When the Carole King musical production arrived in Chicago, I still was not motivated to see it. It wasn’t because I didn’t like the music of King — after all, I knew all too well the lyrics of “Natural Woman”, “I Feel the Earth Move”, “Will You Still Love Me” and the ever recognized “You’ve Got A Friend.” I think I wasn’t motivated to see it mainly because I wasn’t interested in another biographical tale of yet another musical artist UNTIL…I started having conversations with people who shared just how many other artists King either wrote for or how many artists (that I adored) covered her music.
Photo: Marquee of The Oriental Theater, Chicago, Illinois
“Locomotion” — Little Eva, “One Fine Day” — The Chiffons, “Will You Still Love Love Me” — The Shirelles, “Chains” — The Beatles, “Up on the Roof” — The Drifters, and of course Aretha Franklin’s “Natural Woman” and James Taylor’s “You’ve Got A Friend” — these are all classic songs, thanks to King, that are woven throughout the American songbook.
During the performance, I was amazed at how many King compositions I didn’t know she wrote. With my head bopping back and forth, feet tapping and snapping fingers, I openly sang along with the cast, and I was proud that I knew all the words to most of the musical numbers featured in the production.

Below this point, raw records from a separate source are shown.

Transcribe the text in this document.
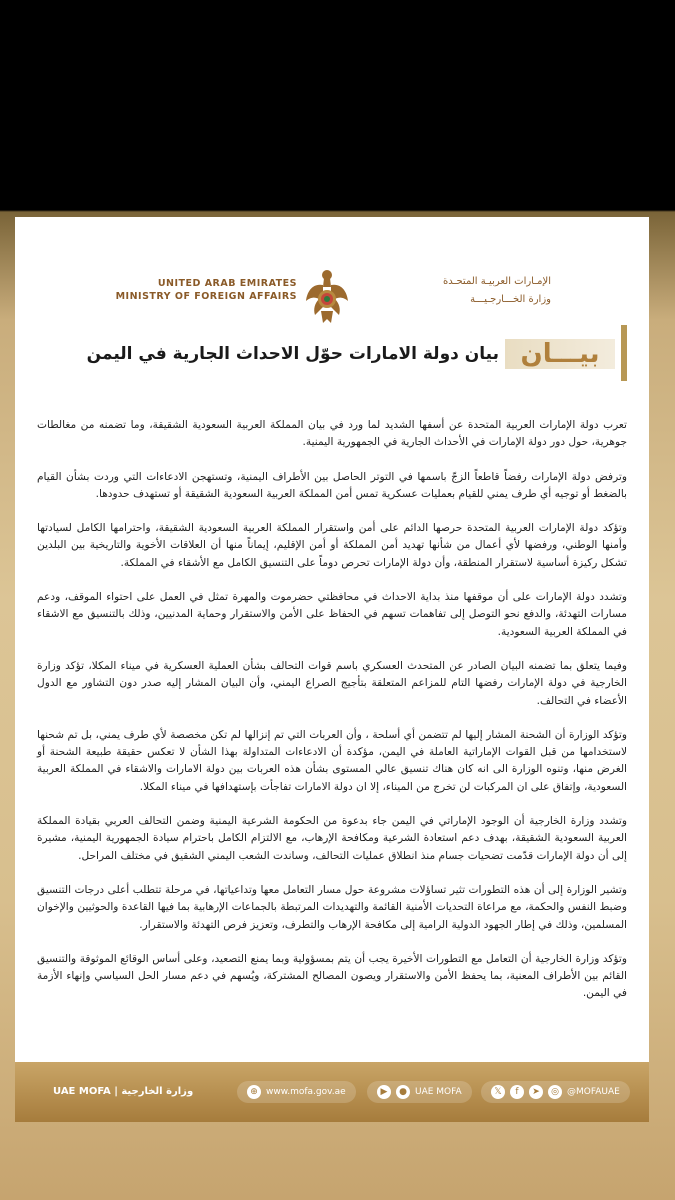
UNITED ARAB EMIRATES
MINISTRY OF FOREIGN AFFAIRS
الإمـارات العربيـة المتحـدة
وزارة الخـــارجـيـــة
بيـــان
بيان دولة الامارات حوّل الاحداث الجارية في اليمن

تعرب دولة الإمارات العربية المتحدة عن أسفها الشديد لما ورد في بيان المملكة العربية السعودية الشقيقة، وما تضمنه من مغالطات جوهرية، حول دور دولة الإمارات في الأحداث الجارية في الجمهورية اليمنية.

وترفض دولة الإمارات رفضاً قاطعاً الزجّ باسمها في التوتر الحاصل بين الأطراف اليمنية، وتستهجن الادعاءات التي وردت بشأن القيام بالضغط أو توجيه أي طرف يمني للقيام بعمليات عسكرية تمس أمن المملكة العربية السعودية الشقيقة أو تستهدف حدودها.

وتؤكد دولة الإمارات العربية المتحدة حرصها الدائم على أمن واستقرار المملكة العربية السعودية الشقيقة، واحترامها الكامل لسيادتها وأمنها الوطني، ورفضها لأي أعمال من شأنها تهديد أمن المملكة أو أمن الإقليم، إيماناً منها أن العلاقات الأخوية والتاريخية بين البلدين تشكل ركيزة أساسية لاستقرار المنطقة، وأن دولة الإمارات تحرص دوماً على التنسيق الكامل مع الأشقاء في المملكة.

وتشدد دولة الإمارات على أن موقفها منذ بداية الاحداث في محافظتي حضرموت والمهرة تمثل في العمل على احتواء الموقف، ودعم مسارات التهدئة، والدفع نحو التوصل إلى تفاهمات تسهم في الحفاظ على الأمن والاستقرار وحماية المدنيين، وذلك بالتنسيق مع الاشقاء في المملكة العربية السعودية.

وفيما يتعلق بما تضمنه البيان الصادر عن المتحدث العسكري باسم قوات التحالف بشأن العملية العسكرية في ميناء المكلا، تؤكد وزارة الخارجية في دولة الإمارات رفضها التام للمزاعم المتعلقة بتأجيج الصراع اليمني، وأن البيان المشار إليه صدر دون التشاور مع الدول الأعضاء في التحالف.

وتؤكد الوزارة أن الشحنة المشار إليها لم تتضمن أي أسلحة ، وأن العربات التي تم إنزالها لم تكن مخصصة لأي طرف يمني، بل تم شحنها لاستخدامها من قبل القوات الإماراتية العاملة في اليمن، مؤكدة أن الادعاءات المتداولة بهذا الشأن لا تعكس حقيقة طبيعة الشحنة أو الغرض منها، وتنوه الوزارة الى انه كان هناك تنسيق عالي المستوى بشأن هذه العربات بين دولة الامارات والاشقاء في المملكة العربية السعودية، وإتفاق على ان المركبات لن تخرج من الميناء، إلا ان دولة الامارات تفاجأت بإستهدافها في ميناء المكلا.

وتشدد وزارة الخارجية أن الوجود الإماراتي في اليمن جاء بدعوة من الحكومة الشرعية اليمنية وضمن التحالف العربي بقيادة المملكة العربية السعودية الشقيقة، بهدف دعم استعادة الشرعية ومكافحة الإرهاب، مع الالتزام الكامل باحترام سيادة الجمهورية اليمنية، مشيرة إلى أن دولة الإمارات قدّمت تضحيات جسام منذ انطلاق عمليات التحالف، وساندت الشعب اليمني الشقيق في مختلف المراحل.

وتشير الوزارة إلى أن هذه التطورات تثير تساؤلات مشروعة حول مسار التعامل معها وتداعياتها، في مرحلة تتطلب أعلى درجات التنسيق وضبط النفس والحكمة، مع مراعاة التحديات الأمنية القائمة والتهديدات المرتبطة بالجماعات الإرهابية بما فيها القاعدة والحوثيين والإخوان المسلمين، وذلك في إطار الجهود الدولية الرامية إلى مكافحة الإرهاب والتطرف، وتعزيز فرص التهدئة والاستقرار.

وتؤكد وزارة الخارجية أن التعامل مع التطورات الأخيرة يجب أن يتم بمسؤولية وبما يمنع التصعيد، وعلى أساس الوقائع الموثوقة والتنسيق القائم بين الأطراف المعنية، بما يحفظ الأمن والاستقرار ويصون المصالح المشتركة، ويُسهم في دعم مسار الحل السياسي وإنهاء الأزمة في اليمن.

UAE MOFA | وزارة الخارجية	⊕ www.mofa.gov.ae	▶	● UAE MOFA	𝕏	f	➤	◎ @MOFAUAE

It is also important to note that despite her prolific composing career, this delightful musical production highlights her emotional roller coaster marriage and partnership with one of the world’s best known lyricists — Gerry Goffin. That aspect, deeply focused on in the production, illustrates King’s vulnerability, her human desire to hold on to love even when it is not healthy to do so, and her talent for incorporating those painful experiences in her music, along with the greatest gift of all — human resilience!
Photo: Musical Genius Carole King
I also had the opportunity to see another production at The Court Theater “Satchmo At The Waldorf” two days after seeing “Beautiful.” Based on the book “Pops” by Terry Teachout, the drama critic at The Wall Street Journal, this is a moving story line bound to cause you to reexamine Armstrong.
The Court Theater (Chicago) production centers around Armstrong’s performance in the famed Empire Room of The Waldorf Astoria as the landscape for a virtual one man performance (the only other voice in the play belongs to Armstrong’s manager Joe Glaser) showcasing his life as an African American musician and all of the challenges that accompanies that journey, particularly as it relates to racism.
This production of “Satchmo” features famed actor Barry Shabaka Henley as Armstrong, and he channels him expertly. Henley’s portrayal provides great depth, elicits an emotional intimacy with the audience that comes forth as you are immersed in the dialogue of some of Armstrong’s painful memories and the unfortunate destruction of his relationship with his manager.
It isn’t happenstance that Henley, himself, is a native of New Orleans; his understanding of jazz and the spirit of one of our great American cities permeates throughout his performance. Henley has appeared in numerous films — “Ali” with Will Smith, “Collateral” with Jaime Foxx and Tom Cruise, Steven Spielberg’s “Terminal,” and after Edward James Olmos left television’s “Miami Vice” as the superior officer, Henly took over in the role as Lieutenant Martin Castillo. He is a great character actor, and his performance in “Satchmo at The Waldorf Astoria” showcases his solo acting skills. He did one outstanding job! “Satchmo at The Waldorf” is currently on the San Franscisco stage, as well.